侍女传话来老夫人在璃彩堂,让她立即去璃彩堂。她也不知璃彩堂是什么地方,跟着侍女往里走了许久的路,隐隐约约听见喧哗的声音,踏入璃彩堂的大门,喧闹的声音陡然变的清晰而响亮,但又不像是吵闹之时,昔若满脸疑惑的穿过玄关,走入大厅,居然看见里面在唱戏。
璃彩堂是萧澈专门为老夫人腾出来的一间阁子,时不时叫人来唱戏杂耍等等,昔若还是第一次知道。
萧老夫人就坐在戏台下正中央的太师椅上,手边的玉案上摆放着五颜六色的水果和糕点,她优哉游哉的一边喝茶一边听戏,左右侍女在给她摇着小扇。
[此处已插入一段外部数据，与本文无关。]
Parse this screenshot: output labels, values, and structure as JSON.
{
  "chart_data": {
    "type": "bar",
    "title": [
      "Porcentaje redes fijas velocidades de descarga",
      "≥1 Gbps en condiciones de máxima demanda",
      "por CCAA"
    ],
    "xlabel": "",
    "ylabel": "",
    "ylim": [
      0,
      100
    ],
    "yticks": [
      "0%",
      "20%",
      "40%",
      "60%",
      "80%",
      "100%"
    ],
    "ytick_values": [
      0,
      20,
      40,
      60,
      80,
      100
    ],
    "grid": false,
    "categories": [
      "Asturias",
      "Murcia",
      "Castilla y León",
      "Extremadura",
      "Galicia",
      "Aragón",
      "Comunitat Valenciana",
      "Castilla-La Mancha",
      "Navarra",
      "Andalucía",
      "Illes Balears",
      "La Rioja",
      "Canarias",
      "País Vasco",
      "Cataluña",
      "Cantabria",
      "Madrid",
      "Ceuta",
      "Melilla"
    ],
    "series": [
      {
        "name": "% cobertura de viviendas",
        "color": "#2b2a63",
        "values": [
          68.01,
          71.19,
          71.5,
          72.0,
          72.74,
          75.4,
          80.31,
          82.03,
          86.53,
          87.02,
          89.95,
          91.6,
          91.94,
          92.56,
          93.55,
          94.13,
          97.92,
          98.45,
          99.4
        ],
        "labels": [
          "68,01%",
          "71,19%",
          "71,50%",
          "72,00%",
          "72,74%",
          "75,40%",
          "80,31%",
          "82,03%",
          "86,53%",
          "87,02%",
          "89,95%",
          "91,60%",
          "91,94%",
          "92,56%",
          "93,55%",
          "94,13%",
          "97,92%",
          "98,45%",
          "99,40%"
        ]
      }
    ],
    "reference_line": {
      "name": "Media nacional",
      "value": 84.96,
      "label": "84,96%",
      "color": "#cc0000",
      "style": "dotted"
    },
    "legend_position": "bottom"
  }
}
老夫人听得高兴了,摇头晃脑也跟着哼唱起来,像是瞬间年轻二十岁。旁边讨巧的丫鬟也跟着一起唱,场面倒是其乐融融一片美好。
昔若一出现在门口就吸引住不少视线,上次她被老夫人责罚的事众人还记忆犹新,不由疑惑她前来做什么?
昔若尽量悄无声息的走到老夫人身边,刚要开口向她请安,老夫人突然冲她做了一个嘘的手势,又从旁边的侍从招招手,侍从立马搬出早已准备好的一方暗红色太师椅,摆在老夫人手侧。老夫人微笑对昔日示意让她坐下,昔若竟有些受宠若惊,软垫虽然暖和舒服,她却觉得心中极度不安,如坐针毡就是这样的感觉吧!
老夫人看戏看的入迷,好像叫她过来真的只是看戏而已,昔若自觉无趣,也只有把视线转移到戏台上,台上唱的正是一出古代女子替父从军之事,唱到最末,一片孝心十分感人。
老夫人突然转脸来,带着慈祥的笑容问她:“昔若也上过战场吧?”
昔若一愣,竟不知眼前这场慈祥的笑脸和之前那张穷凶极恶的脸,哪张才是面具。她迟疑片刻后老老实实答道:“我年幼时曾随兄出征彩之国,但是也未曾上过战场,不过是在营帐中为兄长运筹帷幄罢了。”
“我喜欢聪明伶俐又豪情万丈的女人,像水,最柔软,却又最刚强。”萧老夫人赞许道,“运筹帷幄之中可一点也不比上场杀敌的气魄小,因为你手中把握无数人的性命,每一步棋都决定别人的生死,压力更大。”